With Negra, it's always on a Wednesday. This Wednesday the house-calling vet will come and guide her on her way. Then she can move in, and we will have to move on. You’ll always be with us, little one.
Negra, late August 2013
Wednesday, September 4 Update
Yesterday, as I was distractedly selling produce on a sunny breezy Riverdale afternoon, Gundi tells me Negra decided to venture out across the lawn at home to sit for a couple of hours inhaling the air, one last time. When I got home she was tired, sat on her mat but purring contentedly, perfectly calm. This morning, due to be her last wake-up, she is alert and still hungry for food and love. I just sat on the deck pondering if she is ready to go. A fluttering fanfare of goldfinches rose up to will her on her way. I wandered to the fields up the hill and clambered up on a large round hay bale.

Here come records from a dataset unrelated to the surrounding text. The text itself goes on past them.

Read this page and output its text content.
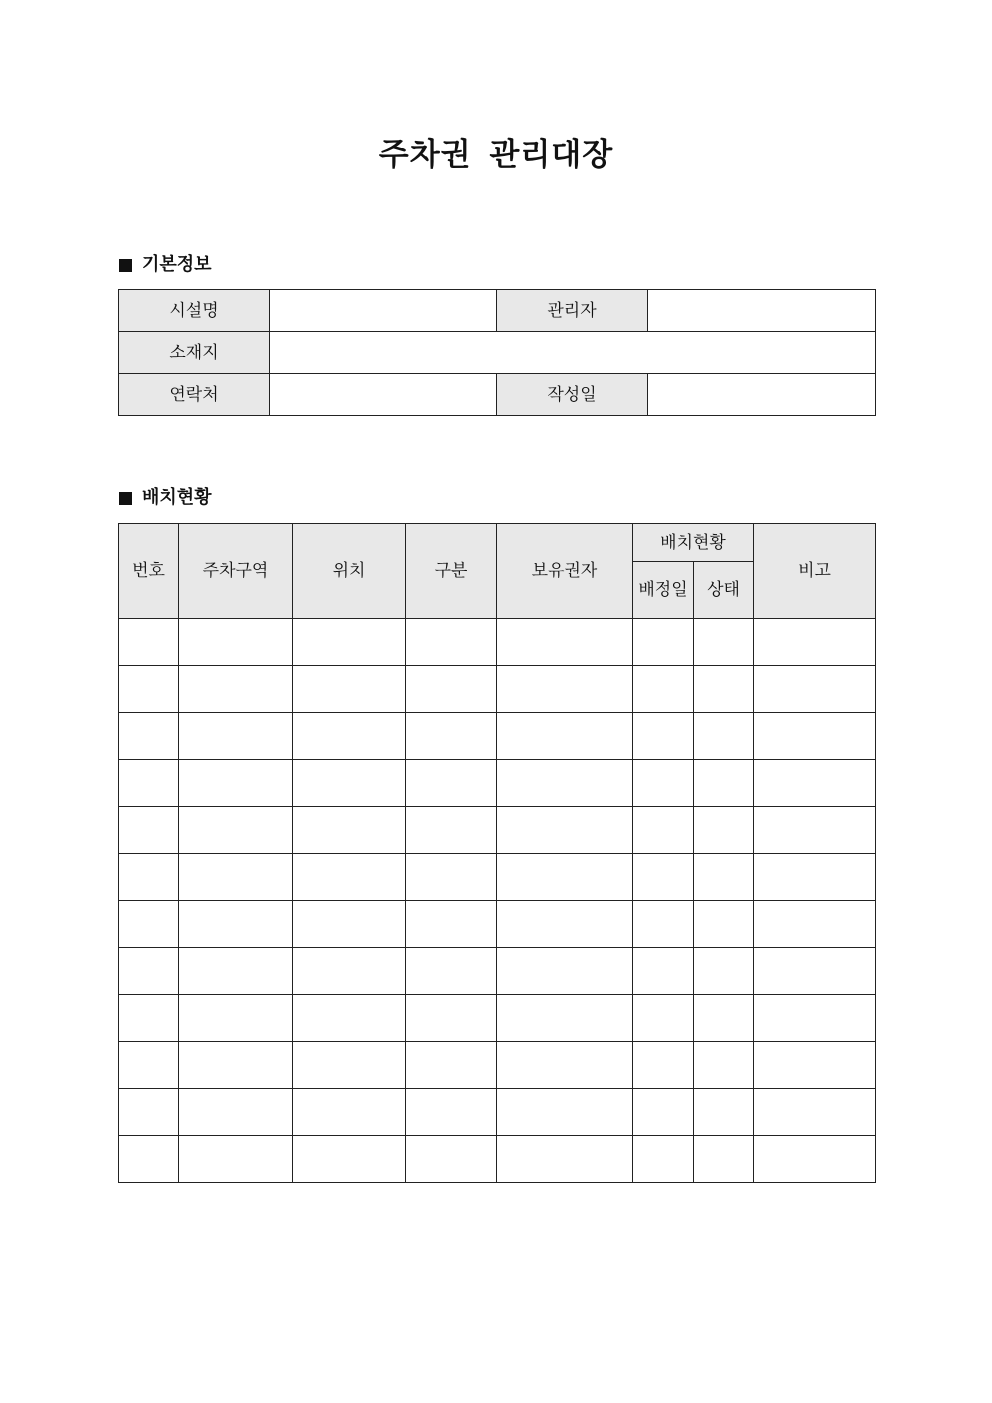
주차권 관리대장
기본정보
시설명		관리자	
소재지			
연락처		작성일	
배치현황
번호	주차구역	위치	구분	보유권자	배치현황		비고
					배정일	상태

The alfalfa flowers in full bloom in the early morning low sun waved in the breeze shaking off the dew. Time is precious but short, they whispered. For good measure, I released a swallowtail butterfly from the plastic barrier of the greenhouse. She flew off happily and landed in the greenery. My Dad was always drawn by the spirit of butterflies. To cap the list of good omens off, a cawing raven came to roost on the tall elm tree just before the vet arrived. He circled off, up into the blue distant sky, and the vet pronounced Negra more than ready to go.
Our little sweetie now rests in peace. She passed so trustingly, graceful to the end.